Pada malam yang biasanya kelam nan pekat, kini wanita berwajah penyok bisa mendapat segaris cahaya dari celah lubang tadi. Kepalanya didongakkan ke atas, dia bisa melihat rembulan. Bertahun dia tidak melihat rembulan hingga ia lupa bahwa yang dilihatnya adalah rembulan. Untuk pertama kalinya dalam periode tahunan pasungnya, ia merasa bahwa dirinya punya teman. Dia mulai berkenalan. Dengan bahasa yang hanya ia mengerti, ia bercakap-cakap dengan bulan. Dia selalu menunggu teman barunya untuk berkunjung dan bercakap-cakap dengannya setiap malam.

Namun, semakin hari bentuk wajah rembulan semakin sempit dan cekung. Mengecil dan terus mengecil hingga hanya menjadi sabit. Air muka rembulan juga semakin pasi. Semakin hari bulan terlihat semakin sedih. Wanita berwajah penyok mengajaknya bicara. Dengan bahasa yang hanya bisa ia mengerti, ia mencoba untuk menghiburnya. Setiap malam. Dan selalu ditunggunya malam. Saat rembulan datang mengunjungi. Dan setiap malam pula ia kembali menghibur rembulan dengan bahasanya sendiri yang hanya bisa ia mengerti.

Semakin hari sabit rembulan jadi kembali membulat walaupun wajahnya masih pasi. Saat bulan bulat penuh, wanita berwajah penyok girang sekali sebab ini berarti dirinya berhasil menghibur teman baiknya. Tapi suatu hari rembulan kembali menyabit dan seperti yang sudah-sudah, wanita berwajah penyok tak pernah bosan menghiburnya dengan bahasanya sendiri hingga rembulan bulat penuh. Terus seperti itu.

Hingga suatu malam, sehari setelah bulan benar-benar sabit, rembulan tidak datang mengunjunginya. Ia sedih sekali dan mengira rembulan tak mau menemuinya. Malam itu hujan turun deras. Wanita berwajah penyok berpikir bahwa rembulan sedang menangis. Maka dia ikut menangis pula, merasakan kesedihan mendalam sahabatnya. Dan sekali lagi, dengan bahasa yang hanya bisa dia mengerti, dirinya berusaha membujuk bulan dan menghiburnya. Dia tak pernah bosan. Tetapi, langit tetap hujan, rembulan terus menangis. Tetesan air masuk dari celah atap ruang pasung yang menjadi bocor. Menimpa kepala wanita berwajah penyok dan membuat dirinya kebasahan.

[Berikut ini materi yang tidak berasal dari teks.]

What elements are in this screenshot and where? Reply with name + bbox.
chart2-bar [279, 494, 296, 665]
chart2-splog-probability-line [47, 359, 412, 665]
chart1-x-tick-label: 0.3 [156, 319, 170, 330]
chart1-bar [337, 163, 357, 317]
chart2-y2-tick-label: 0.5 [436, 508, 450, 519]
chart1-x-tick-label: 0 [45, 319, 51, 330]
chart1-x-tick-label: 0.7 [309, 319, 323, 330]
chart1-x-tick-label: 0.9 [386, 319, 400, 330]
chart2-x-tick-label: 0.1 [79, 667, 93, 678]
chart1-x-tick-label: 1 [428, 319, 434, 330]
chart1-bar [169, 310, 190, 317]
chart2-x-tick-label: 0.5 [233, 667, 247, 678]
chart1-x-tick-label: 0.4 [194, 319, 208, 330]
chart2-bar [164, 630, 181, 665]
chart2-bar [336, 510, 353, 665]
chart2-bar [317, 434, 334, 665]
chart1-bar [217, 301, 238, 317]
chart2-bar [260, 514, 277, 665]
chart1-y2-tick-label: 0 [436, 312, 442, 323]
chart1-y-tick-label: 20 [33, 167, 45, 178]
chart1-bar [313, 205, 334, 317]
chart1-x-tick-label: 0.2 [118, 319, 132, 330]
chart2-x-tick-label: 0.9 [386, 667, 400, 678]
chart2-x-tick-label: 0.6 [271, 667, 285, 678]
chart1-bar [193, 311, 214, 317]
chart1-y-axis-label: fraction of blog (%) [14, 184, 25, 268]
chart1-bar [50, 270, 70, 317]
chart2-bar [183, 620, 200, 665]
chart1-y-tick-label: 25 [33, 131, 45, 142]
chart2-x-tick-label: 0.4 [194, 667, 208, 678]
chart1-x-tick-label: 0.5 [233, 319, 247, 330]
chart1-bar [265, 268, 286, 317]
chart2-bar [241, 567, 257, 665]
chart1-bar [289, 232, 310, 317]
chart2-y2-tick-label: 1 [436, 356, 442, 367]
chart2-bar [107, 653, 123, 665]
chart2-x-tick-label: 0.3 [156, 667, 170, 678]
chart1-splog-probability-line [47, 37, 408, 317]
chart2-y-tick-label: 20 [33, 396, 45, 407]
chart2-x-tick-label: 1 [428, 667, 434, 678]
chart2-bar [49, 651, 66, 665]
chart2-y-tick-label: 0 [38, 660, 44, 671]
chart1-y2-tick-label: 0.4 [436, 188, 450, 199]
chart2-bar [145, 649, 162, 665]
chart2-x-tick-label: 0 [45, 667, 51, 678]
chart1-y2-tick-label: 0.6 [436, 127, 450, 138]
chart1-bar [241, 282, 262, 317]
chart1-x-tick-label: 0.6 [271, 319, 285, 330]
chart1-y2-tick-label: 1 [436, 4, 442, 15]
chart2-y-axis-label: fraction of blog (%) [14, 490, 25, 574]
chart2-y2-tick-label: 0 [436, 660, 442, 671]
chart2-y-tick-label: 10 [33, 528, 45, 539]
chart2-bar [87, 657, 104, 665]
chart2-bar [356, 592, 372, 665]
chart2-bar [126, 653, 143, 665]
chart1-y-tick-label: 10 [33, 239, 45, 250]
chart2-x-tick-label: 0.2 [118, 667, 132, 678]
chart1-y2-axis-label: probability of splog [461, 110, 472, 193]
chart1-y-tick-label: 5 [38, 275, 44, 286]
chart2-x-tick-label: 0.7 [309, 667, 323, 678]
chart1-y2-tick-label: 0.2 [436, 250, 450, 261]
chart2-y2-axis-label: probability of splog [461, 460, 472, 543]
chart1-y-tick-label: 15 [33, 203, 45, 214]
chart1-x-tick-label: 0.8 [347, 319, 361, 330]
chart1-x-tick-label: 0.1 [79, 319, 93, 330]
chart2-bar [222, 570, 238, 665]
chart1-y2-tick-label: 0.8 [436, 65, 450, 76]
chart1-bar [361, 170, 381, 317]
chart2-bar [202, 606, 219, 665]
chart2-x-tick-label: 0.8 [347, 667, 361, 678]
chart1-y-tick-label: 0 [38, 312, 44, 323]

Lelah, wanita berwajah penyok tertidur. Ia menggigil hebat tanpa ada orang yang tahu keadaannya. Paginya ia terbangun oleh segaris sinar yang masuk dari celah atap. Sinar kecil itu jatuh ke kubangan air yang menggenang. Dirasakannya tubuhnya demam. Tetapi, begitu dia terbangun yang diingatnya hanyalah rembulan. Siang telah menjelang, ini berarti rembulan telah pulang ke rumahnya setelah semalaman bersembunyi di balik awan sambil menangis. Ia menyesal tak bisa melihat wajah rembulan malam tadi.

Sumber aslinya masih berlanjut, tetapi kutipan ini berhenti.